A poll of 300 investors around the world found concerns about data quality when making investment decisions

A lack of reliable data has been named as the top barrier to ESG adoption by investors, a major survey reveals.

The survey by State Street Global Advisors highlights the key push and pull factors for ESG principles adoption across 300 investors globally.

Nearly half of the respondents (43%) put a lack of reliable or consistent ESG data at the top of their pull list, with internal resource constraints and cost implications (43%) and lack of expertise to integrate ESG factors (40%) coming a close second and third.

The survey found pension funds were most likely to cite an availability of reliable ESG data as their top concern at 47%

However, a large proportion of sovereign wealth funds (69%) viewed internal resource costs as a deterrent, indicating partnership opportunities between sovereign funds and asset managers to collaborate on ESG planning.

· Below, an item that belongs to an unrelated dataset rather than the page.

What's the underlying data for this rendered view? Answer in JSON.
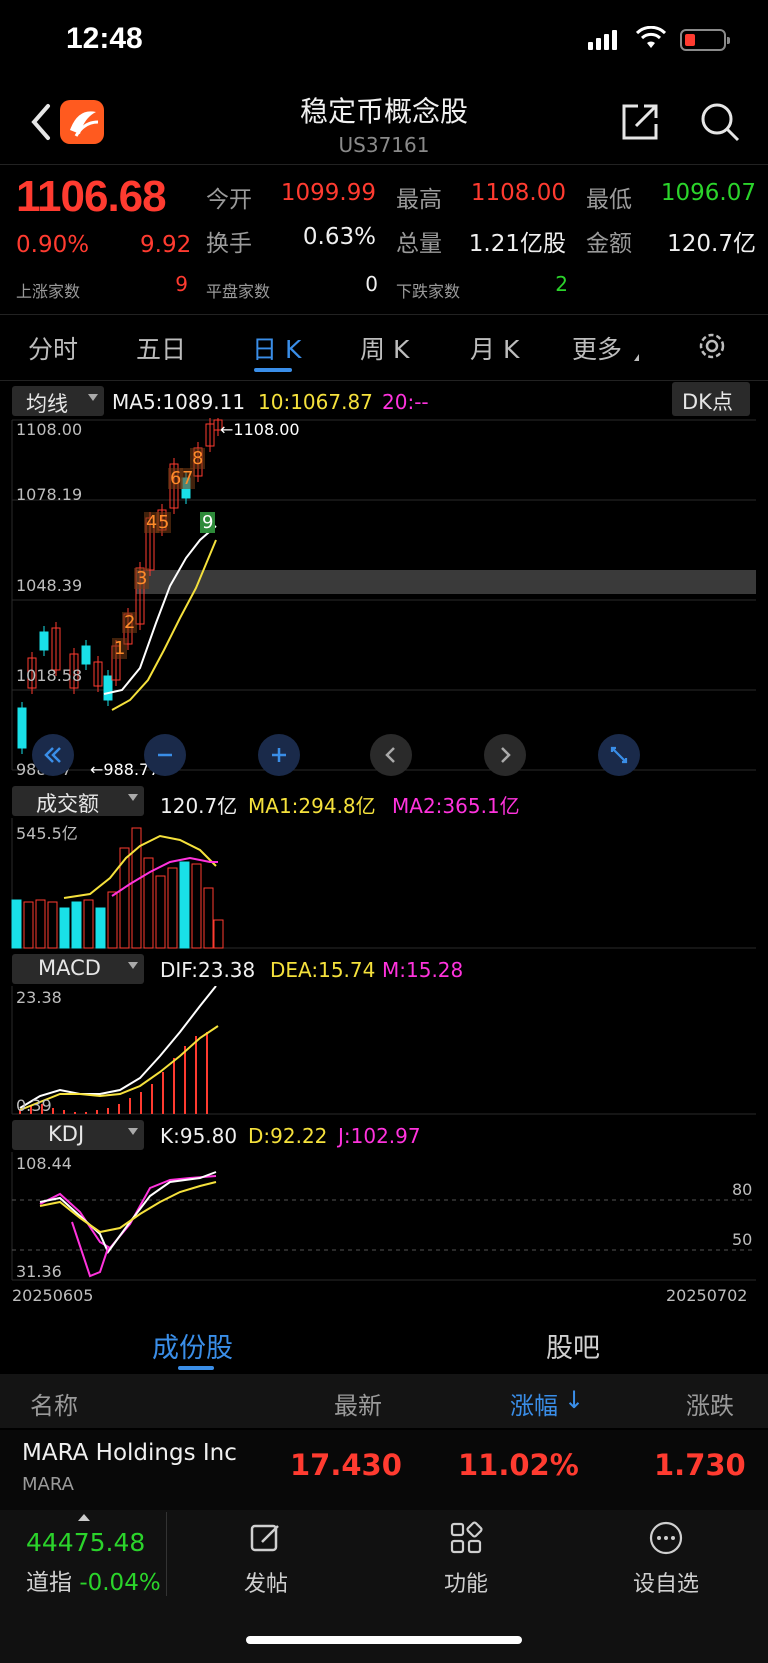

Other pull factors included concerns over maximising returns (38%), lack of regulatory pressure (30%), and a lack of interest in ESG from beneficiary members (21%).

Of the top push factors, fiduciary duty and regulation were named as the main drivers for ESG adoption at 46% each, followed by a need to mitigate ESG risks (44%).

“That fiduciary duty was cited so highly marks a significant development since many investors previously struggled with whether ESG adoption runs contrary to their fiduciary objectives,” Rakhi Kumar, head of ESG Investments and asset stewardship at State Street Global Advisors said.

Regional differences also existed, the importance of fiduciary duty more pronounced in North America (59%) compared to EMEA (37%) and Asia-Pacific (38%).

Within EMEA, regulatory shifts were the clear top ‘push’ factor closely followed by a desire to mitigate against ESG and reputational risks at 52%, 45% and 39% respectively.

Given the growing prominence of ESG as a significant portfolio consideration, an unsurprising 95% of investors signalled their intention to hire more ESG specialists in the next three years, while the remaining 5% said they intended to encourage staff to become more familiar ESG issues.